Man findet im ALP keine klare Definition des Begriffs ‚Ehe‘. Nach Weber-Will ist die „Ehe als zivilrechtlicher Vertrag, den zwei Menschen verschiedenen Geschlechts zur Erreichung eines bestimmten Zwecks eingehen und der jeweils bestimmte Rechte und Pflichten begründet“ zu verstehen.6 Diese Interpretation basiert auf den ersten zwei Paragraphen, die als Grundlage der darauffolgenden Ausführungen zum Familienrecht dienen: Der Hauptzweck der Ehe ist die Erzeugung und Erziehung der Kinder. (ALP II 1 § 1) Auch zur wechselseitigen Unterstützung allein kann eine gültige Ehe geschlossen werden. (ALP II 1 § 2)
Hieran wird zunächst deutlich, dass die Ehe tatsächlich als Vertrag verstanden wird, dem nicht primär der Wunsch des Zusammenlebens, gegenseitigen Beistands, etc. zugrunde liegt, sondern dessen Ziel das Erzeugen von Kindern ist. Andererseits wirkt der zweite Paragraph fast wie eine Entschärfung des ersten, da er auch das Bestehen einer kinderlosen Ehe zulässt.

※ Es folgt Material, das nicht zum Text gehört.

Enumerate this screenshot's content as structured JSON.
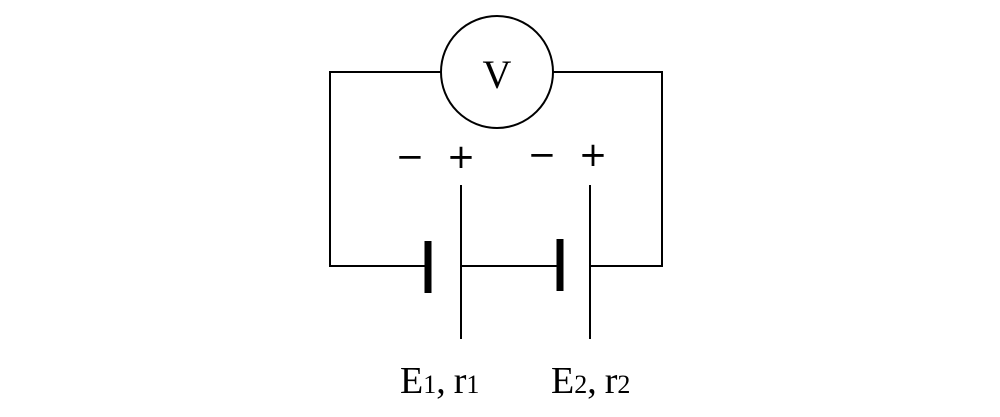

Das ALP unterscheidet in den folgenden Ausführungen zwischen gemeinschaftlichen Rechten und Pflichten der Eheleute sowie Rechten und Pflichten des Ehemannes bzw. der Ehefrau. Prinzipiell sind Frau und Mann einander gleich, solange dies nicht durch weitere Gesetze oder andere Ausnahmen widerlegt wird, wie im ALP I 1 § 24 zu lesen ist. Der vierte Abschnitt regelt, dass Eheleute einander „wechselseitigen Beystand“ (ALP II 1 § 174) zu leisten und miteinander zu leben haben. Sie dürfen „einander die eheliche Pflicht anhaltend nicht versagen“ und sind zu Treue verpflichtet (ALP II 1 § 178, 181). Die Artikel II 1 § 181 - 183 geben an dieser Stelle einen ersten Hinweis auf die Unterlegenheit der Frau dem Mann gegenüber: Im Falle eines beiderseitigen Ehebruchs ist es nur dem Mann erlaubt, die Scheidung einzufordern.
Besonders deutlich wird die minderwertige Stellung im anschließenden Teil, der die Rechte und Pflichten des Mannes beschreibt. Wörtlich heißt es hier:
Der Mann ist das Haupt der ehelichen Gesellschaft; und sein Entschluß giebt in gemeinschaftlichen Angelegenheiten den Ausschlag. (ALP II 1 § 184)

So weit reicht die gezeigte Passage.